El Nino is lurking in the wings

A supercharged El Nino event - the climate phenomenon responsible for disrupting weather patterns across entire hemispheres - is reported to have a high probability of developing in the second half of 2026, according to the DW report. El Nino typically brings hotter, drier conditions to large parts of the world, which in fire terms translates roughly to "someone left the oven on and also there is a drought."

When you combine an already record-scorching 2026 with the potential arrival of a strong El Nino, climate scientists are raising serious alarm bells about what the rest of the year could look like for fire-prone regions including South America, Southeast Asia, Southern Europe, and parts of Australia.

The numbers are genuinely staggering

To put 150 million hectares into some kind of brain-friendly context:

  • That is roughly 1.5 billion football fields worth of burned land
  • It exceeds the combined area of several European countries
  • And again - this is just through the early months of the year

Scientists have been warning for years that rising global temperatures create longer, more intense fire seasons.

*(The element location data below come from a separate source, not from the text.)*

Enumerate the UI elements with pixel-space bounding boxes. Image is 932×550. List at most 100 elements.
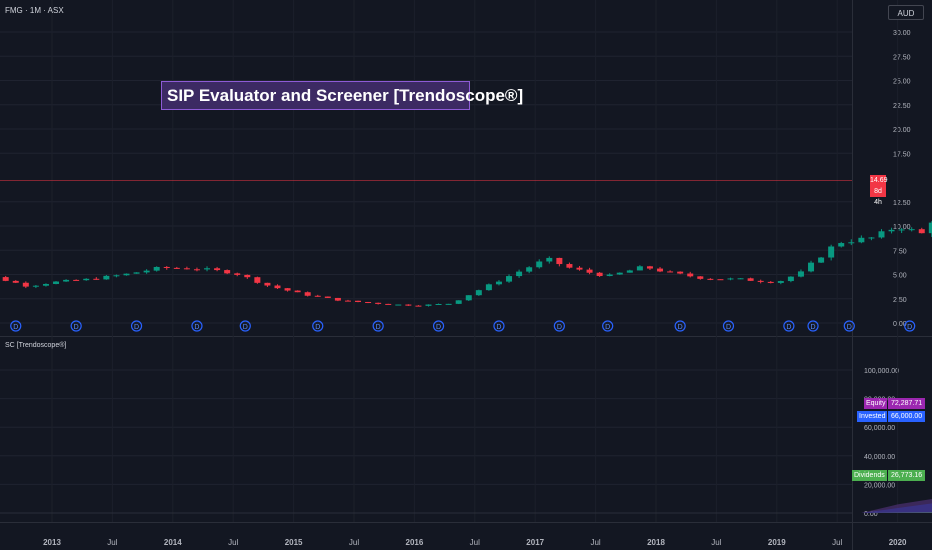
candle-body xyxy=(475,290,482,296)
candle-body xyxy=(707,278,714,280)
candle-body xyxy=(928,222,932,234)
candle-body xyxy=(737,278,744,280)
current-price-value: 14.69 xyxy=(870,177,888,184)
candle-body xyxy=(516,271,523,277)
candle-body xyxy=(717,279,724,281)
candle-body xyxy=(646,266,653,269)
candle-body xyxy=(123,273,130,276)
candle-body xyxy=(495,281,502,285)
time-tick-label: Jul xyxy=(107,538,117,547)
candle-body xyxy=(878,231,885,238)
dividend-marker-label: D xyxy=(847,324,852,331)
dividend-marker-circle xyxy=(807,320,819,332)
candle-body xyxy=(224,270,231,274)
candle-body xyxy=(626,270,633,273)
pane-separator xyxy=(0,336,932,337)
dividends-value-tag: 26,773.16 xyxy=(888,470,926,481)
equity-legend-label: Equity xyxy=(864,398,888,409)
dividend-marker-circle xyxy=(191,320,203,332)
dividend-marker-circle xyxy=(312,320,324,332)
candle-body xyxy=(193,269,200,271)
dividend-marker-label: D xyxy=(726,324,731,331)
invested-area xyxy=(861,503,932,513)
dividend-marker-label: D xyxy=(134,324,139,331)
candle-body xyxy=(415,305,422,307)
candle-body xyxy=(566,264,573,268)
time-tick-label: Jul xyxy=(470,538,480,547)
dividend-marker-circle xyxy=(70,320,82,332)
dividends-area xyxy=(861,511,932,513)
dividend-marker-circle xyxy=(722,320,735,332)
time-tick-label: 2018 xyxy=(647,538,665,547)
price-tick-label: 7.50 xyxy=(893,248,907,255)
candle-body xyxy=(526,267,533,272)
candle-body xyxy=(344,300,351,302)
dividend-marker-circle xyxy=(553,320,565,332)
indicator-tick-label: 20,000.00 xyxy=(864,482,895,489)
candle-body xyxy=(828,246,835,258)
candle-body xyxy=(848,242,855,244)
candle-body xyxy=(204,268,211,270)
candle-body xyxy=(445,303,452,305)
dividend-marker-label: D xyxy=(376,324,381,331)
candle-body xyxy=(908,229,915,231)
candle-body xyxy=(888,229,895,232)
candle-body xyxy=(173,267,180,269)
candle-body xyxy=(214,268,221,271)
candle-body xyxy=(304,292,311,296)
price-tick-label: 17.50 xyxy=(893,151,911,158)
dividend-marker-label: D xyxy=(436,324,441,331)
candle-body xyxy=(918,229,925,234)
dividend-marker-label: D xyxy=(74,324,79,331)
candle-body xyxy=(687,273,694,277)
candle-body xyxy=(365,301,372,303)
indicator-tick-label: 60,000.00 xyxy=(864,425,895,432)
price-tick-label: 27.50 xyxy=(893,54,911,61)
price-tick-label: 0.00 xyxy=(893,321,907,328)
dividend-marker-label: D xyxy=(496,324,501,331)
candle-body xyxy=(133,272,140,274)
candle-body xyxy=(818,257,825,263)
candle-body xyxy=(657,268,664,272)
candle-body xyxy=(324,296,331,298)
dividend-marker-label: D xyxy=(243,324,248,331)
invested-legend-label: Invested xyxy=(857,411,888,422)
candle-body xyxy=(103,275,110,280)
invested-value-tag: 66,000.00 xyxy=(888,411,926,422)
candle-body xyxy=(697,276,704,279)
candle-countdown: 8d 4h xyxy=(874,188,882,206)
candle-body xyxy=(797,271,804,277)
dividend-marker-label: D xyxy=(605,324,610,331)
candle-body xyxy=(868,237,875,239)
candle-body xyxy=(83,278,90,281)
candle-body xyxy=(63,279,70,282)
indicator-tick-label: 0.00 xyxy=(864,511,878,518)
dividend-marker-circle xyxy=(10,320,22,332)
candle-body xyxy=(787,276,794,282)
candle-body xyxy=(898,229,905,231)
candle-body xyxy=(32,285,39,287)
candle-body xyxy=(314,295,321,297)
currency-button[interactable]: AUD xyxy=(888,5,924,20)
candle-body xyxy=(405,304,412,306)
indicator-tick-label: 40,000.00 xyxy=(864,454,895,461)
candle-body xyxy=(677,271,684,274)
candle-body xyxy=(334,297,341,301)
dividend-marker-circle xyxy=(493,320,505,332)
candle-body xyxy=(73,279,80,281)
candle-body xyxy=(254,277,261,283)
dividend-marker-circle xyxy=(372,320,384,332)
price-tick-label: 22.50 xyxy=(893,103,911,110)
dividend-marker-circle xyxy=(904,320,916,332)
price-tick-label: 5.00 xyxy=(893,273,907,280)
candle-body xyxy=(727,278,734,280)
candle-body xyxy=(234,273,241,275)
dividend-marker-circle xyxy=(239,320,251,332)
dividend-marker-label: D xyxy=(315,324,320,331)
candle-body xyxy=(22,282,29,287)
candle-body xyxy=(506,276,513,282)
candle-body xyxy=(153,266,160,271)
dividends-legend-label: Dividends xyxy=(852,470,887,481)
candle-body xyxy=(667,271,674,273)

The data coming out of early 2026 suggests those warnings were, if anything, conservative.

So what happens next?

The DW report indicates that if El Nino does materialize with the strength currently being projected, the second half of 2026 could see fire activity significantly surpass what has already been recorded. Regions dependent on monsoon rains or seasonal moisture could see those weather patterns disrupted, drying out vegetation and extending fire conditions well into periods that historically offered some relief.

Firefighting agencies, governments, and communities in vulnerable regions are being urged to prepare now rather than react later - a concept that, historically speaking, humanity has had a complicated relationship with.

The planet is hot, getting hotter, and apparently has access to a very large box of matches. The second half of 2026 will be a critical test of whether global preparedness has kept pace with global warming - and early indicators suggest we really should have studied harder.